The tendency towards ever-broader rationality or the tendency toward
more subtle and creative notions of what it means to be a full human
being? Employing Adorno’s thought and Shostakovich’s work as exemplars,
I would argue for an art of the new that includes an aesthetic of
renewal, through which the greatest works of the past remain, in the
final instance, resistant to all efforts to neutralize their force.
Those works with this enduring force are our truest canon, they are our
Greatest Books and our Greatest Works. Through them, all that we have
learned not to be—greatness, humanity, and even beauty—are made again
utterly real.
By crystallizing in itself as something unique to itself,
rather than complying with existing social norms and qualifying as
"socially useful," it [art] criticizes society by merely existing, for
which puritans of all stripes condemn it.
Or, most pointedly, "Rather no art than socialist realism." Art
participates in the moral, but not "through the pronouncement of moral
theses."
Obviously the duration to which artworks aspire is modeled on
fixed, inheritable possession; the spiritual should, like material,
become property, an outrage ineluctably committed by spirit against
itself. As soon as artworks make a fetish of their hope of duration,
they begin to suffer from their sickness unto death: The veneer of
inalienability that they draw over themselves at the same time
suffocates them.
Unlike Bloom’s version of the artist as aspiring culture-climber,
in Adorno’s view artists are at one with the pathologies of the culture
they are a part of (perhaps including the compulsion to fame). "Those
who produce important artworks are not demigods but fallible, often
neurotic and damaged individuals." What they intuitively understand,
however, is that the work of art is both a declaration of independence
from the society in which they first found themselves, along with
others, damaged, and it is an implicit critique of that society insofar
as the artwork expresses itself as free from it.
Authentic art of the past that for the time must remain veiled
is not thereby sentenced. Great works wait. While their metaphysical
meaning dissolves, something of their truth content, however little it
can be pinned down, does not; it is that whereby they remain eloquent.
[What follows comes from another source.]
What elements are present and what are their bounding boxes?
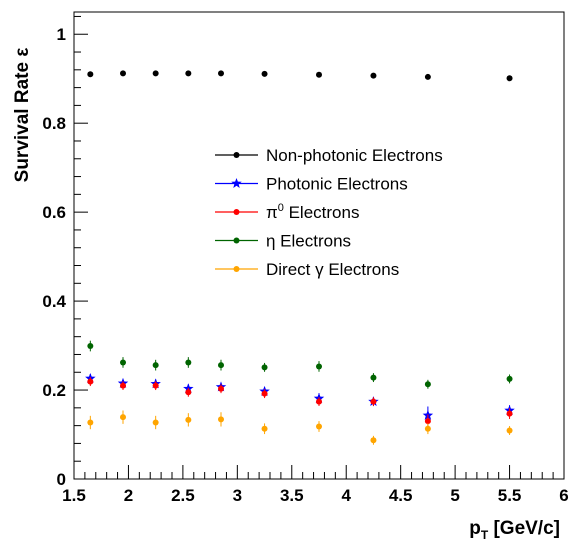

A liberated humanity would be able to inherit its historical legacy
free of guilt.
There is an equally thorny problem in relation to the subversive
work of the New. The problem here is that the modernist strategy of
dissonance does much to respond to the need for artistic autonomy, but
it’s unclear how well it responds to the larger social problem, the key
social problem for Adorno, that human society is becoming ever less
human. One wants to ask, "Does dissonance help make us more human? Does
it help to maintain the enlightenment project of humanity?" According
to Adorno, "art is the ever broken promise of happiness." But what
happiness is it that Beckett, Schoenberg and the modernist aesthetic
proffer? Only the happiness of "having suddenly escaped"? This
perplexity is rather like the situation with punk music in the 1980s.
You could appreciate that punk dramatized social alienation during the
Reagan/Thatcher years, but it was never a music, or in Kathy Acker’s
hands a literature, which effectively invited people to come live in
its world. (Punk had truth content, but it was not seductive.)
the contradictions of the age reenter the microcosm of the work
of art and condemn it to ultimate failure also. Thus the system of
Schoenberg, the product of an inhumanly systematized society, becomes
itself a kind of straitjacket, a constraint rather than a liberating
convention.
The tragic irony here for an artist like Schoenberg was that the
only way to realize art’s concept, autonomy, meant that he had to
indirectly affirm the system he was fleeing. Again, Jameson argued that
modernist aesthetics as represented by Schoenberg "are as distant from
nature as the postindustrial universe itself, their matter as preformed
and as lacking in any genuine internal logic as plastic." Or, as Adorno
himself expressed it, speaking of Beckett, "this shabby, damaged world
of images is the negative imprint of the administered world."